Hermès’ womenswear department has moved through several high-profile heads — including the likes of Jean-Paul Gaultier and Martin Margiela (whose signature masks you make have seen Kanye West wearing recently) — all while Nichanian has remained the constant and apparently inexhaustible creative force behind Hermès men’s line for over three decades.

She boasts an impressive pedigree, having learnt her trade, beginning at the age of 19, from Nino Cerruti, the Italian master tailor who also mentored Giorgio Armani. But Nichanian shares an attribute with the company she works for that is perhaps the secret to their shared success: an irrepressible desire to look ahead and move forward.

Image is my own / All rights reserved

Read anything about Nichanian and the same concepts come up over and again: ‘contemporary’, ‘modern’ — not necessarily what you would expect from the average 65-year-old. The same ideas recur in coverage of Hermès and feel equally surprising for a heritage luxury brand that’s still run by the same family that founded it 183 years ago.

But Hermès, despite its legacy and illustrious past, has long demonstrated a feel for the contemporary.
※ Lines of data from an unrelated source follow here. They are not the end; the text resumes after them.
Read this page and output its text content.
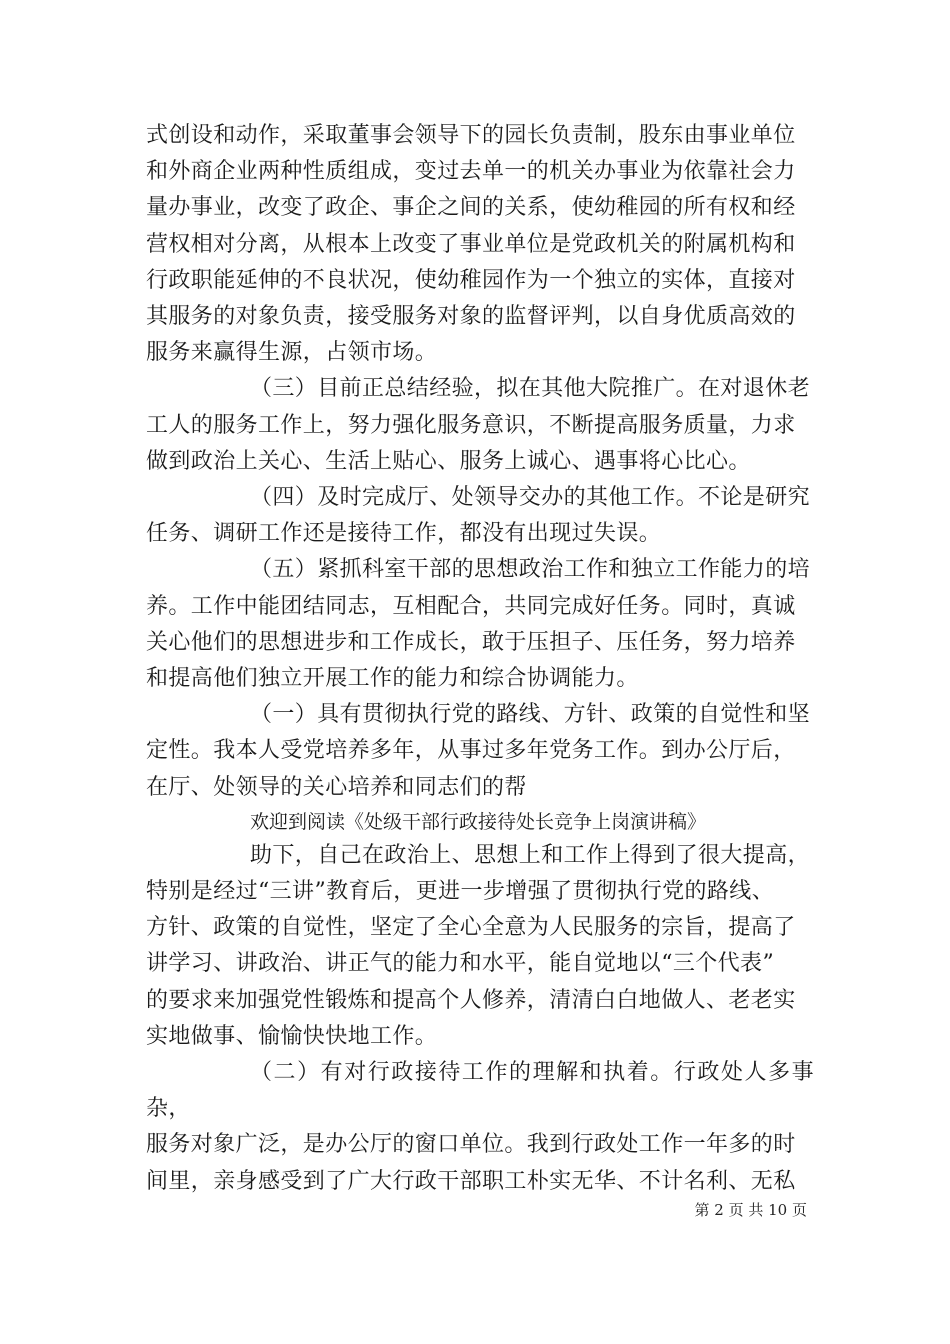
式创设和动作，采取董事会领导下的园长负责制，股东由事业单位
和外商企业两种性质组成，变过去单一的机关办事业为依靠社会力
量办事业，改变了政企、事企之间的关系，使幼稚园的所有权和经
营权相对分离，从根本上改变了事业单位是党政机关的附属机构和
行政职能延伸的不良状况，使幼稚园作为一个独立的实体，直接对
其服务的对象负责，接受服务对象的监督评判，以自身优质高效的
服务来赢得生源，占领市场。

（三）目前正总结经验，拟在其他大院推广。在对退休老
工人的服务工作上，努力强化服务意识，不断提高服务质量，力求
做到政治上关心、生活上贴心、服务上诚心、遇事将心比心。

（四）及时完成厅、处领导交办的其他工作。不论是研究
任务、调研工作还是接待工作，都没有出现过失误。

（五）紧抓科室干部的思想政治工作和独立工作能力的培
养。工作中能团结同志，互相配合，共同完成好任务。同时，真诚
关心他们的思想进步和工作成长，敢于压担子、压任务，努力培养
和提高他们独立开展工作的能力和综合协调能力。

（一）具有贯彻执行党的路线、方针、政策的自觉性和坚
定性。我本人受党培养多年，从事过多年党务工作。到办公厅后，
在厅、处领导的关心培养和同志们的帮

欢迎到阅读《处级干部行政接待处长竞争上岗演讲稿》

助下，自己在政治上、思想上和工作上得到了很大提高，
特别是经过“三讲”教育后，更进一步增强了贯彻执行党的路线、
方针、政策的自觉性，坚定了全心全意为人民服务的宗旨，提高了
讲学习、讲政治、讲正气的能力和水平，能自觉地以“三个代表”
的要求来加强党性锻炼和提高个人修养，清清白白地做人、老老实
实地做事、愉愉快快地工作。

（二）有对行政接待工作的理解和执着。行政处人多事杂，
服务对象广泛，是办公厅的窗口单位。我到行政处工作一年多的时
间里，亲身感受到了广大行政干部职工朴实无华、不计名利、无私

第 2 页 共 10 页
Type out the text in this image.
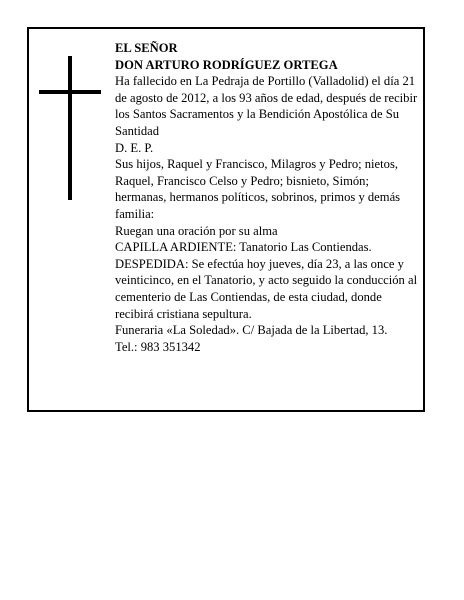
EL SEÑOR

DON ARTURO RODRÍGUEZ ORTEGA

Ha fallecido en La Pedraja de Portillo (Valladolid) el día 21 de agosto de 2012, a los 93 años de edad, después de recibir los Santos Sacramentos y la Bendición Apostólica de Su Santidad

D. E. P.

Sus hijos, Raquel y Francisco, Milagros y Pedro; nietos, Raquel, Francisco Celso y Pedro; bisnieto, Simón; hermanas, hermanos políticos, sobrinos, primos y demás familia:

Ruegan una oración por su alma

CAPILLA ARDIENTE: Tanatorio Las Contiendas.

DESPEDIDA: Se efectúa hoy jueves, día 23, a las once y veinticinco, en el Tanatorio, y acto seguido la conducción al cementerio de Las Contiendas, de esta ciudad, donde recibirá cristiana sepultura.

Funeraria «La Soledad». C/ Bajada de la Libertad, 13.

Tel.: 983 351342
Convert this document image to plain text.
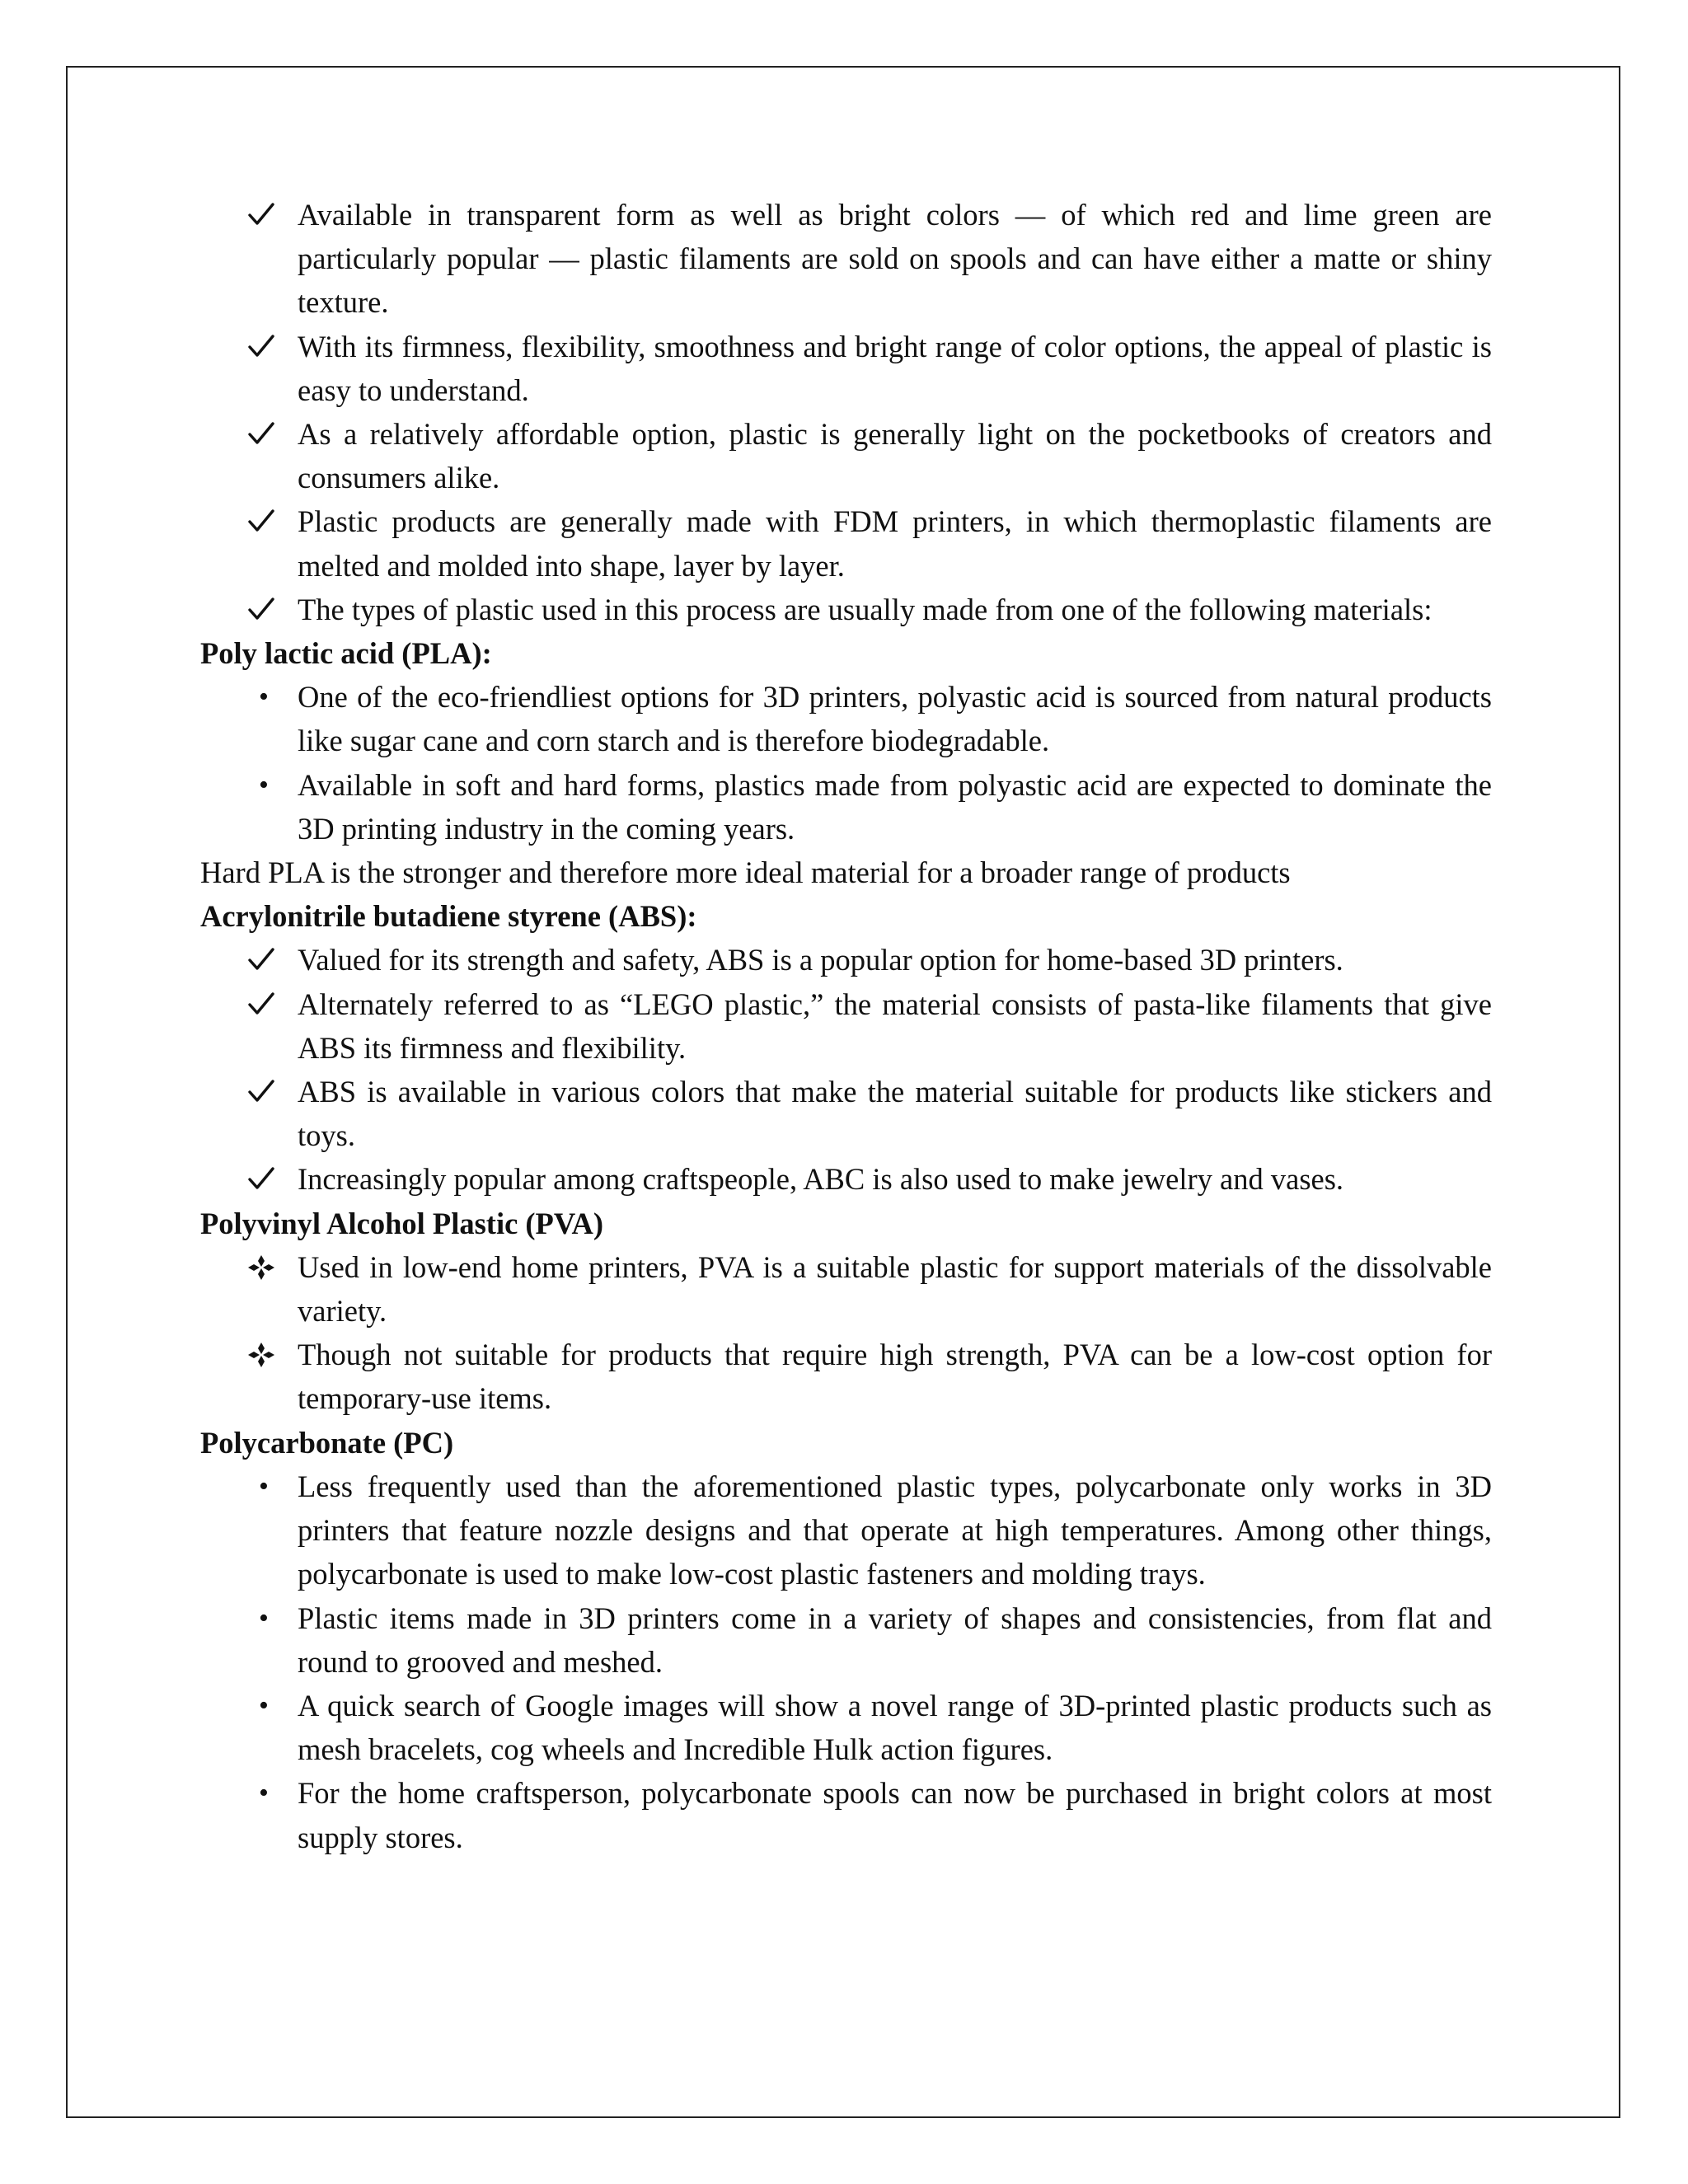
Available in transparent form as well as bright colors — of which red and lime green are particularly popular — plastic filaments are sold on spools and can have either a matte or shiny texture.
With its firmness, flexibility, smoothness and bright range of color options, the appeal of plastic is easy to understand.
As a relatively affordable option, plastic is generally light on the pocketbooks of creators and consumers alike.
Plastic products are generally made with FDM printers, in which thermoplastic filaments are melted and molded into shape, layer by layer.
The types of plastic used in this process are usually made from one of the following materials:
Poly lactic acid (PLA):
• One of the eco-friendliest options for 3D printers, polyastic acid is sourced from natural products like sugar cane and corn starch and is therefore biodegradable.
• Available in soft and hard forms, plastics made from polyastic acid are expected to dominate the 3D printing industry in the coming years.
Hard PLA is the stronger and therefore more ideal material for a broader range of products
Acrylonitrile butadiene styrene (ABS):
Valued for its strength and safety, ABS is a popular option for home-based 3D printers.
Alternately referred to as “LEGO plastic,” the material consists of pasta-like filaments that give ABS its firmness and flexibility.
ABS is available in various colors that make the material suitable for products like stickers and toys.
Increasingly popular among craftspeople, ABC is also used to make jewelry and vases.
Polyvinyl Alcohol Plastic (PVA)
Used in low-end home printers, PVA is a suitable plastic for support materials of the dissolvable variety.
Though not suitable for products that require high strength, PVA can be a low-cost option for temporary-use items.
Polycarbonate (PC)
• Less frequently used than the aforementioned plastic types, polycarbonate only works in 3D printers that feature nozzle designs and that operate at high temperatures. Among other things, polycarbonate is used to make low-cost plastic fasteners and molding trays.
• Plastic items made in 3D printers come in a variety of shapes and consistencies, from flat and round to grooved and meshed.
• A quick search of Google images will show a novel range of 3D-printed plastic products such as mesh bracelets, cog wheels and Incredible Hulk action figures.
• For the home craftsperson, polycarbonate spools can now be purchased in bright colors at most supply stores.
Apart from the slew of early product innovations I mentioned earlier this week, in more recent times, look at their high-profile Apple watch collaboration or the youth-courting Hermès fanny pack. There’s also the surprising modernity of their production facilities (as covered here by Simon Crompton) or their current adoption of novel materials like mushroom leather. 

Hermès ‘ Apple watch collab — one of the brand’s many unexpectedly modern developments
Image credit: Bestami Sarıkaya on Unsplash

Even the good old Birkin bag isn’t that old at all. A behemoth such as the Birkin might feel as though it has been around since the dawn of fashion, but it’s easy to forget that Birkins were created well within living memory. They came about in 1984 thanks to an episode that is itself illustrative of a keenness to adapt and innovate. As the oft-told story goes, Hermès former creative director, Jean-Louis Dumas, was sat next to the actress Jane Birkin on a flight from Paris to London when the contents of her handbag came spilling out. ‘You should have one with pockets’, Dumas reportedly said, to which Birkin replied: ‘The day Hermès makes one with pockets I will have that.’ Dumas then duly declared, “But I am Hermès, and I will put pockets in for you,” and had Birkin sketch him a prototype right there on the back of a vomit bag. 

But that’s old news by this point and, after all, neither Hermès nor its longest-serving designer spends all that much time looking backwards. When asked earlier this year by the Financial Times whether she pours over Hermès’ illustrious back catalogue for inspiration, Véronique Nichanian replied that, much as she admires the talent and ingenuity of past designs, she does not. Instead, Nichanian offered a very on-brand response:

‘I think now is a great opportunity to express new things with new materials and technologies. I look forward. I know the archive. There’s beautiful things, and beautiful ideas, but I want to express something different — modernity.’